Achieves 14-80x speed-up in goodness-of-fit tests.

Improves test performance and convergence speed.

Validates the use of finite random slices in kernelized SSD.

Abstract

Sliced Stein discrepancy (SSD) and its kernelized variants have demonstrated promising successes in goodness-of-fit tests and model learning in high dimensions. Despite their theoretical elegance, their empirical performance depends crucially on the search of optimal slicing directions to discriminate between two distributions. Unfortunately, previous gradient-based optimisation approaches for this task return sub-optimal results: they are computationally expensive, sensitive to initialization, and they lack theoretical guarantees for convergence.

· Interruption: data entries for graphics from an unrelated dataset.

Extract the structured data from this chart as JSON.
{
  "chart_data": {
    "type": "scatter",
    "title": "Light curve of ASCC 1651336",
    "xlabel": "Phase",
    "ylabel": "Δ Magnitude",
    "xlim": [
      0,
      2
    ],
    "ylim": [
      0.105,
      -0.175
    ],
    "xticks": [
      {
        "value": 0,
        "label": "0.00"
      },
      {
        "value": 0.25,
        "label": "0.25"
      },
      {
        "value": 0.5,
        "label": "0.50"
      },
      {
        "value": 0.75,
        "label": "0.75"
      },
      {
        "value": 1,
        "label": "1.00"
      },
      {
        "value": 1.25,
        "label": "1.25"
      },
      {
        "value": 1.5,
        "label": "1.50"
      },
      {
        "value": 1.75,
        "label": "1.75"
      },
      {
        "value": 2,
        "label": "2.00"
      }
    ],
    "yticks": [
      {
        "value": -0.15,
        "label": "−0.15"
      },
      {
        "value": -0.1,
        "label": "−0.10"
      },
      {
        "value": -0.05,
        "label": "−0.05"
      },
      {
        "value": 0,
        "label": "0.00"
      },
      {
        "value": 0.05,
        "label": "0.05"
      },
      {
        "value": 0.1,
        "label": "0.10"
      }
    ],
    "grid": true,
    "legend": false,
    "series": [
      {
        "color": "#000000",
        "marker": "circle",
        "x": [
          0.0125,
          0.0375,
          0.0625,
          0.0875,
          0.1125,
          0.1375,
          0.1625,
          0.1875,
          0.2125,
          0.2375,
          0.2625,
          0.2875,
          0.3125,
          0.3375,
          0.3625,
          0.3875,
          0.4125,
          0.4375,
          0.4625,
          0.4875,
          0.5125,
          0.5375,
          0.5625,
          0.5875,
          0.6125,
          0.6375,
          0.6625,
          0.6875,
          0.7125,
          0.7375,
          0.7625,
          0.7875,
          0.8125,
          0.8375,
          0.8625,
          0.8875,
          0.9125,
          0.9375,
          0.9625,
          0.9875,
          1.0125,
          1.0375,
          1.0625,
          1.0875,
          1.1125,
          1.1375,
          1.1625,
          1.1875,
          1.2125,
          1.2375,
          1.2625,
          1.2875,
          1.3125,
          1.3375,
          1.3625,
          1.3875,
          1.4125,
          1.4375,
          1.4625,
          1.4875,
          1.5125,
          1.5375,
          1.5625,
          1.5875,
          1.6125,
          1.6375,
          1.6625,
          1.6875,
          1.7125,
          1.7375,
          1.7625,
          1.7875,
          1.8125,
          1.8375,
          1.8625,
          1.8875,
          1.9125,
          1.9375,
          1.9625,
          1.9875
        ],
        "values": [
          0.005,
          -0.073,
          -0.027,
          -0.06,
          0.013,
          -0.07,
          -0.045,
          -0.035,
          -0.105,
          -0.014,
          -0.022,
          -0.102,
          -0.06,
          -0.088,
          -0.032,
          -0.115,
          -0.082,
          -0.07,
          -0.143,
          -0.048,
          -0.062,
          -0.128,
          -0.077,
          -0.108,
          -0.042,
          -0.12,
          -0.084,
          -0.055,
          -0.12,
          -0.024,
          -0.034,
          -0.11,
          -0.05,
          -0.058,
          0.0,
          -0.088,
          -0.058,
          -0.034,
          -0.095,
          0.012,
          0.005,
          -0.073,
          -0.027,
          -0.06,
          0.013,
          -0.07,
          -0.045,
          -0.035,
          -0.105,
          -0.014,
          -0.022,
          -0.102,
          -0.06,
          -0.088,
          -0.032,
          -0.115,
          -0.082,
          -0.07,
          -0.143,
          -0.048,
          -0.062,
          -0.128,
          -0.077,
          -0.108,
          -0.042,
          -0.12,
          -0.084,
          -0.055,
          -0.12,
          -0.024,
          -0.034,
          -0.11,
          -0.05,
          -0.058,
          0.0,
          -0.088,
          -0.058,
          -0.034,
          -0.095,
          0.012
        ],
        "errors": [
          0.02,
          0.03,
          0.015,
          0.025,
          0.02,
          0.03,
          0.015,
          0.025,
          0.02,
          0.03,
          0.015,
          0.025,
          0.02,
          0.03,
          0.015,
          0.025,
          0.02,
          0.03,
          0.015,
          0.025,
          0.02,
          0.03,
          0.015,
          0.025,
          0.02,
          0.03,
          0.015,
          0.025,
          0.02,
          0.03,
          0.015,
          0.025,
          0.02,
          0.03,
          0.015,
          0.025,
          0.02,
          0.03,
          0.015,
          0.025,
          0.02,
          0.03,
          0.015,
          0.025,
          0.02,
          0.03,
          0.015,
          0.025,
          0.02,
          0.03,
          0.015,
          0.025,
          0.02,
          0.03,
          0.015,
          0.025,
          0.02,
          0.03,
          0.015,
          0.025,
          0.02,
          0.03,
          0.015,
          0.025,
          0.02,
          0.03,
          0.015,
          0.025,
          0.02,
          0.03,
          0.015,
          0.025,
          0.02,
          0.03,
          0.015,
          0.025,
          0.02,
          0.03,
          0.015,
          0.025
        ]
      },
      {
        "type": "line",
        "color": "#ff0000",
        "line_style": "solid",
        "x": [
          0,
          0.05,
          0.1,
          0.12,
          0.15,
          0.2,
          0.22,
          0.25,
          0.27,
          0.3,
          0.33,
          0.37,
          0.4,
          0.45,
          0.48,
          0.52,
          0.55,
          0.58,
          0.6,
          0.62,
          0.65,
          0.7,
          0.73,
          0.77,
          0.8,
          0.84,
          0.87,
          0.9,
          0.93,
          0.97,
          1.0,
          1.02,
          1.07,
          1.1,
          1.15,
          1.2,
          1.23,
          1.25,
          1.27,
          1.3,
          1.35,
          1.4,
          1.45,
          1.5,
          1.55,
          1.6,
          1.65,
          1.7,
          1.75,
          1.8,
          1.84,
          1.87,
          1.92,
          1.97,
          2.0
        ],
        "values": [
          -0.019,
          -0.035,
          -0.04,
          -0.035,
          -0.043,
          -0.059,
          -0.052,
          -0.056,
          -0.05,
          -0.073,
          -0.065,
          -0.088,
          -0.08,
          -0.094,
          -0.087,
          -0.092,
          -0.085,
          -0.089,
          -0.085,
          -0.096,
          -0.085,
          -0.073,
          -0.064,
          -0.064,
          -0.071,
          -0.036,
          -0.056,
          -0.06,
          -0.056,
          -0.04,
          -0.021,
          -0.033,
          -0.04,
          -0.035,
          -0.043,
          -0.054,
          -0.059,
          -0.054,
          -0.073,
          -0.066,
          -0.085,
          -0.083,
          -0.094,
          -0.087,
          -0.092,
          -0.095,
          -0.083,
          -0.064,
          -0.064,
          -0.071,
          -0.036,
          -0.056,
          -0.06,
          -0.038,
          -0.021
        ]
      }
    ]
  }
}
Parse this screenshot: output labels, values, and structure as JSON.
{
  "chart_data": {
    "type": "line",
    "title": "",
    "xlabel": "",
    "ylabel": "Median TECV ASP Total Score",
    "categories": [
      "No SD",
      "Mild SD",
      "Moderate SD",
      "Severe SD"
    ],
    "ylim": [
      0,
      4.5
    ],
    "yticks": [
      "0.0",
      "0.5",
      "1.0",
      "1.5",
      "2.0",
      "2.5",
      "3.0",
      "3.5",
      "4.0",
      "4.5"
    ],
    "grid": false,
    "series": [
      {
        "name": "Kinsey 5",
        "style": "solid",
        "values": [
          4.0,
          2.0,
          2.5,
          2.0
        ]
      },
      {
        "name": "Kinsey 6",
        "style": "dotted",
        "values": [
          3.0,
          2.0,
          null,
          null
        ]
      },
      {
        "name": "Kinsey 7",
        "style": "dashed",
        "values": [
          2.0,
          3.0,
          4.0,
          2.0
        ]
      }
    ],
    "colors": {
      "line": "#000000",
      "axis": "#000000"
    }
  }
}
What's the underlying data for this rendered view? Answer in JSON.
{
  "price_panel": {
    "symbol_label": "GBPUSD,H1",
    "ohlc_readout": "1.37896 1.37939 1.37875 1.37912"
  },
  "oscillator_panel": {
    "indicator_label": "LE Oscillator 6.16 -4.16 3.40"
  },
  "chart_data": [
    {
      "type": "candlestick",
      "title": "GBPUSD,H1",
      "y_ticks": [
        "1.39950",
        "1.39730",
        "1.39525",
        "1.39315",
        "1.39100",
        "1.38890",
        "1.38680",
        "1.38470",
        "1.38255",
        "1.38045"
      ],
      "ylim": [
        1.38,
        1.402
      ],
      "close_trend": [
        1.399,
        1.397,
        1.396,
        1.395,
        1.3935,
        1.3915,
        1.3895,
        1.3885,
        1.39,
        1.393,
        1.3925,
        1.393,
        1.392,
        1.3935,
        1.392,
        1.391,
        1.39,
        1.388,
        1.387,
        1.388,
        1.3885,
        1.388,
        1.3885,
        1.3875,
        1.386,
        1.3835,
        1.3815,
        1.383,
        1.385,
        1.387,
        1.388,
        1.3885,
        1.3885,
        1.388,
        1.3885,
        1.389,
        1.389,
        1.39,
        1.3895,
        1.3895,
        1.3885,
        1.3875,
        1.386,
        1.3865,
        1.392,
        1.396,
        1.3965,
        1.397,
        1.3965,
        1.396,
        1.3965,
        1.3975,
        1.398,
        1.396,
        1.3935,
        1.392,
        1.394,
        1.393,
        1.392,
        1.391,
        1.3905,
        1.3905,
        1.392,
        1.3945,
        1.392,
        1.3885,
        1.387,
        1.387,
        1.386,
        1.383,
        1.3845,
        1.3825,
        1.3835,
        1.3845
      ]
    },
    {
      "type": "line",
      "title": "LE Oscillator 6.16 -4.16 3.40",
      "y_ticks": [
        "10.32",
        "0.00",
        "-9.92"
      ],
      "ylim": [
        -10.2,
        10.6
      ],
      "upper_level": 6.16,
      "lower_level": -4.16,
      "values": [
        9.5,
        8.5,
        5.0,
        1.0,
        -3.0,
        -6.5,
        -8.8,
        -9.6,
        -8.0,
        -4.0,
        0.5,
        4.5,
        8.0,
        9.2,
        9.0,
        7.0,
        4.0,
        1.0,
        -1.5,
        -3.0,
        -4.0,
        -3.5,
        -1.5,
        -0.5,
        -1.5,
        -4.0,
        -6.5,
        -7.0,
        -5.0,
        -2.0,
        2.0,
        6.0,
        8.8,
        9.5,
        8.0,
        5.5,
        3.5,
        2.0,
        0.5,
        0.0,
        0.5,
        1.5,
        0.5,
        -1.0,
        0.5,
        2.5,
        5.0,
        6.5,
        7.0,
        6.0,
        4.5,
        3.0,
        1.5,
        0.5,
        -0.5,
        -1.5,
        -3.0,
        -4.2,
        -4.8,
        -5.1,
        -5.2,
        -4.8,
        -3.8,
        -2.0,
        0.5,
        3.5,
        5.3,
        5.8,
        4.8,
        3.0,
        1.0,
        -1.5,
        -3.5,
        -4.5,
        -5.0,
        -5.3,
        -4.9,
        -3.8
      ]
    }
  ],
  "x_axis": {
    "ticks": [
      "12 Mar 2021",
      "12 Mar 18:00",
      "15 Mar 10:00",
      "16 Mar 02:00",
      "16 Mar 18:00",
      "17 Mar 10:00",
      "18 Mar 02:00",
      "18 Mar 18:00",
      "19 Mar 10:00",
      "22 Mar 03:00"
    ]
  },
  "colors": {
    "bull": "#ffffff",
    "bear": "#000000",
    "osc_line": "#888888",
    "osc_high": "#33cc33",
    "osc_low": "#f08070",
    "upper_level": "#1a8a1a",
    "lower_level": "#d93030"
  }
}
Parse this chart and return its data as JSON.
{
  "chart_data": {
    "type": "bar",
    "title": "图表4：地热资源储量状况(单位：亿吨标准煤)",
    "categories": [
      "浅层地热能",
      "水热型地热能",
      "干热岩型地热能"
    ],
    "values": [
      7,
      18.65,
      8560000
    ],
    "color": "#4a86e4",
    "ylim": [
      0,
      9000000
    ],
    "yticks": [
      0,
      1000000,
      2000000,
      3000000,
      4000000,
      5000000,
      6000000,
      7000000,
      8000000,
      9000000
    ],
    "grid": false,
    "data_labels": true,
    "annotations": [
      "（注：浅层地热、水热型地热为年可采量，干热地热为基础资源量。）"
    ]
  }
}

We address these issues in two steps. First, we provide theoretical results stating that the requirement of using optimal slicing directions in the kernelized version of SSD can be relaxed, validating the resulting discrepancy with finite random slicing directions. Second, given that good slicing directions are crucial for practical performance, we propose a fast algorithm for finding such slicing directions based on ideas of active sub-space construction and spectral decomposition. Experiments on goodness-of-fit tests and model learning show that our approach achieves both improved performance and faster convergence. Especially, we demonstrate a 14-80x speed-up in goodness-of-fit tests when comparing with gradient-based alternatives.